Marcelo Monti es un fraile de la orden de los Hermanos Capuchinos que decidió dejar el refugio del convento para echarse a andar por el mundo llevando un mensaje a favor de la vida y contra el HIV. En agosto de 2018 partió desde Porto Alegre, Brasil, y su meta es caminar durante 10 años, 90 mil kilómetros, 70 países y  5 continentes.

Provisto sólo con un carro donde guarda una carpa y lo estrictamente necesario para subsistir, en 161 días ya lleva recorridos 2.590 kilómetros. Monti llegó a Mendoza donde permanecerá hasta el domingo, día en que cruzará el Cristo Redentor para seguir viaje hacia Chile, Bolivia y Perú. En agosto quiere pisar el ombligo del mundo: Ecuador.

Su cruzada lleva el nombre de su hermana Aline, quien murió en 2008 como consecuencia de no tratar la enfermedad del SIDA. La padeció en silencio, sin recurrir a médicos y con el temor al estigma social.

“Aline falleció con 28 años y dejó tres niños. No se trató porque no quería sufrir, escuchar cosas… no quería ser vista como inferior ni ser etiquetada. No me lo dijo a mí, a su hermano, por los estereotipos, ‘es religioso qué va a decir’… Una mierda, más allá de todos los títulos soy tu hermano. Tenemos que ver a la gente como personas”, sostiene Marcelo.

El hombre no detiene la marcha ni un segundo, frente al calor o al sol mendocino, siguiendo el trayecto que marcó a través de Google Maps. Confiesa que hacer el Camino de Compostela en 2013 fue un punto también de inflexión y no sabe cómo hacían los itinerantes de antaño sin ayuda de la tecnología.

Pese a que sigue estando amparado en la estructura de la Iglesia, la jerga eclesiástico no invade su discurso. Incluso prefiere no hablar de “objetivos” o “metas”, sino de elección de vida. Quizás tiene una visión más global porque, como cuenta, vivió en la pobreza, en un conventillo donde convivía con la diversidad y tenía vecinas trans.

“Estamos tan acostumbrados a vivir de una sola forma, a ser feliz de una sola forma, a partir de patrones”, dijo el hombre que entiende el camino que ha emprendido como “una forma de estar en este mundo”.

“Lo importante es qué aprendo con esta forma de estar.  En esta fragilidad del camino me pongo en comunión en sintonía con otros frágiles.

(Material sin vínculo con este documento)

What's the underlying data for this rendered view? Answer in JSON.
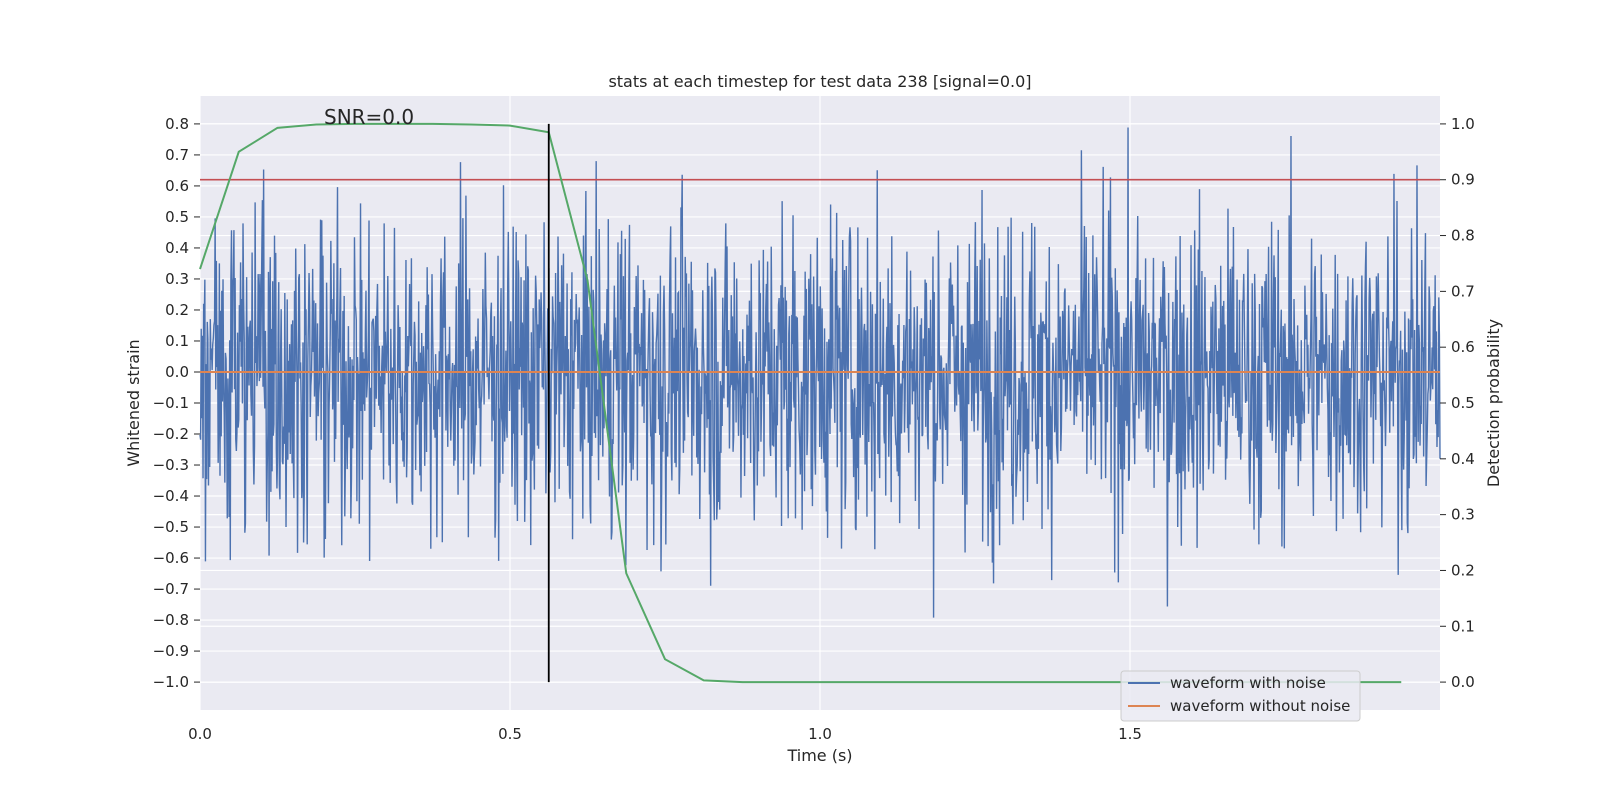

Lo que nos hace común no es nuestra razón, es nuestra fragilidad. Queremos amar, ser amados y tenemos miedo del rechazo… a los prejuicios”, sostiene.

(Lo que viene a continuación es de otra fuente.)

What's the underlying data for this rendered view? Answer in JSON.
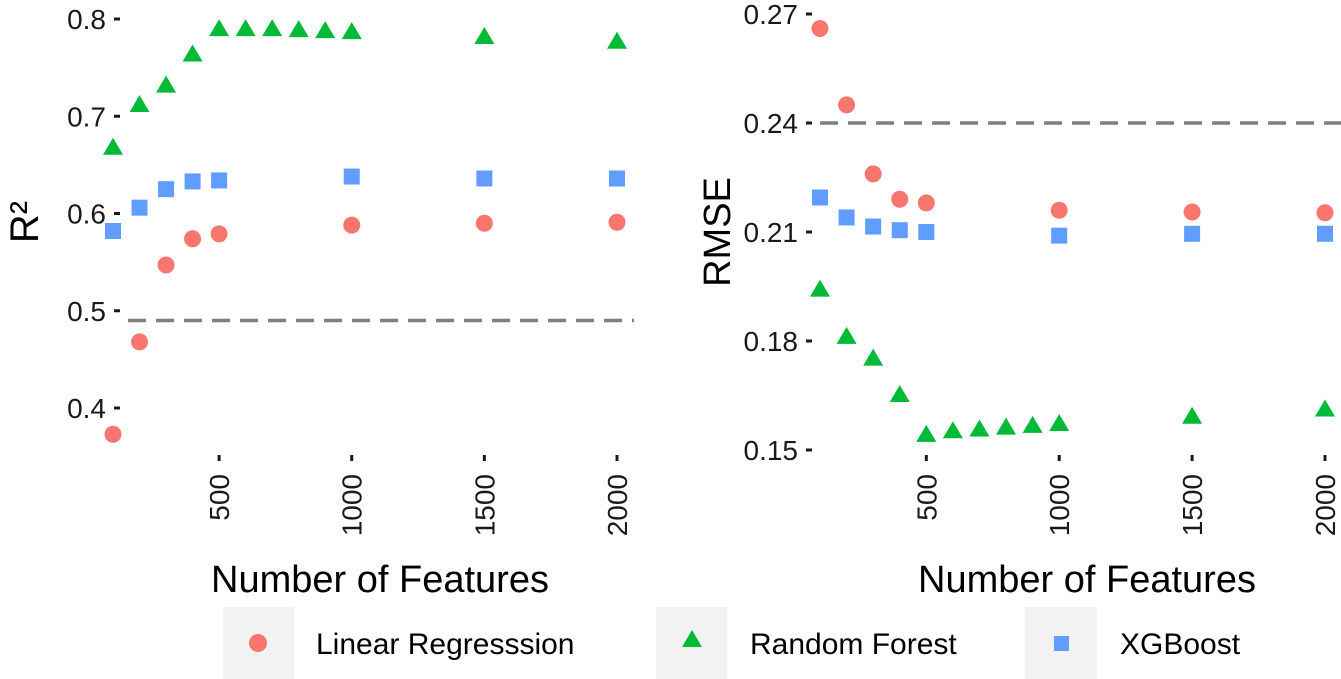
{
  "chart_data": [
    {
      "type": "scatter",
      "xlabel": "Number of Features",
      "ylabel": "R²",
      "xlim": [
        100,
        2000
      ],
      "ylim": [
        0.33,
        0.805
      ],
      "xticks": [
        500,
        1000,
        1500,
        2000
      ],
      "yticks": [
        0.4,
        0.5,
        0.6,
        0.7,
        0.8
      ],
      "ytick_labels": [
        "0.4",
        "0.5",
        "0.6",
        "0.7",
        "0.8"
      ],
      "reference_line": 0.49,
      "grid": false,
      "x": [
        100,
        200,
        300,
        400,
        500,
        600,
        700,
        800,
        900,
        1000,
        1500,
        2000
      ],
      "series": [
        {
          "name": "Linear Regresssion",
          "x": [
            100,
            200,
            300,
            400,
            500,
            1000,
            1500,
            2000
          ],
          "values": [
            0.373,
            0.468,
            0.547,
            0.574,
            0.579,
            0.588,
            0.59,
            0.591
          ]
        },
        {
          "name": "Random Forest",
          "x": [
            100,
            200,
            300,
            400,
            500,
            600,
            700,
            800,
            900,
            1000,
            1500,
            2000
          ],
          "values": [
            0.667,
            0.711,
            0.731,
            0.763,
            0.789,
            0.789,
            0.789,
            0.788,
            0.787,
            0.786,
            0.781,
            0.776
          ]
        },
        {
          "name": "XGBoost",
          "x": [
            100,
            200,
            300,
            400,
            500,
            1000,
            1500,
            2000
          ],
          "values": [
            0.582,
            0.606,
            0.625,
            0.633,
            0.634,
            0.638,
            0.636,
            0.636
          ]
        }
      ]
    },
    {
      "type": "scatter",
      "xlabel": "Number of Features",
      "ylabel": "RMSE",
      "xlim": [
        100,
        2000
      ],
      "ylim": [
        0.143,
        0.272
      ],
      "xticks": [
        500,
        1000,
        1500,
        2000
      ],
      "yticks": [
        0.15,
        0.18,
        0.21,
        0.24,
        0.27
      ],
      "ytick_labels": [
        "0.15",
        "0.18",
        "0.21",
        "0.24",
        "0.27"
      ],
      "reference_line": 0.24,
      "grid": false,
      "x": [
        100,
        200,
        300,
        400,
        500,
        600,
        700,
        800,
        900,
        1000,
        1500,
        2000
      ],
      "series": [
        {
          "name": "Linear Regresssion",
          "x": [
            100,
            200,
            300,
            400,
            500,
            1000,
            1500,
            2000
          ],
          "values": [
            0.266,
            0.245,
            0.226,
            0.219,
            0.218,
            0.216,
            0.2155,
            0.2153
          ]
        },
        {
          "name": "Random Forest",
          "x": [
            100,
            200,
            300,
            400,
            500,
            600,
            700,
            800,
            900,
            1000,
            1500,
            2000
          ],
          "values": [
            0.194,
            0.181,
            0.175,
            0.165,
            0.154,
            0.155,
            0.1555,
            0.156,
            0.1565,
            0.157,
            0.159,
            0.161
          ]
        },
        {
          "name": "XGBoost",
          "x": [
            100,
            200,
            300,
            400,
            500,
            1000,
            1500,
            2000
          ],
          "values": [
            0.2195,
            0.214,
            0.2115,
            0.2105,
            0.21,
            0.209,
            0.2095,
            0.2095
          ]
        }
      ]
    }
  ],
  "legend": {
    "position": "bottom",
    "items": [
      {
        "label": "Linear Regresssion",
        "shape": "circle",
        "color": "#F8766D"
      },
      {
        "label": "Random Forest",
        "shape": "triangle",
        "color": "#00BA38"
      },
      {
        "label": "XGBoost",
        "shape": "square",
        "color": "#619CFF"
      }
    ]
  },
  "colors": {
    "Linear Regresssion": "#F8766D",
    "Random Forest": "#00BA38",
    "XGBoost": "#619CFF",
    "reference_line": "#7f7f7f",
    "legend_key_background": "#F2F2F2"
  }
}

También a diferencia de mucho de sus pares religiosos, Marcelo habla del uso del preservativo como método de prevención avalado por la ciencia y recomienda el testeo de HIV. Está convencido de que la enfermedad debería ser considerada como cualquier otra.

“Todas y todos pueden tener HIV entonces esta vulnerabilidad común nos tiene que llevar a hacer el test que puede hacerse en cualquier centro de salud”, aconseja.

Los amigos del camino

A lo largo de su travesía, Marcelo armó  sólo una vez su carpa, ya que se va alojando en la casa de diferentes personas que va conociendo en su travesía o lo contactan vía Facebook a través de su fanpage Caminho de Aline volta ao mundo a pé pela vida contra a Aids.

En la web comparte las experiencias de cada nuevo lugar y las personas que se va encontrándose. Además de hacer diariamente recomendaciones sobre el cuidado de la salud.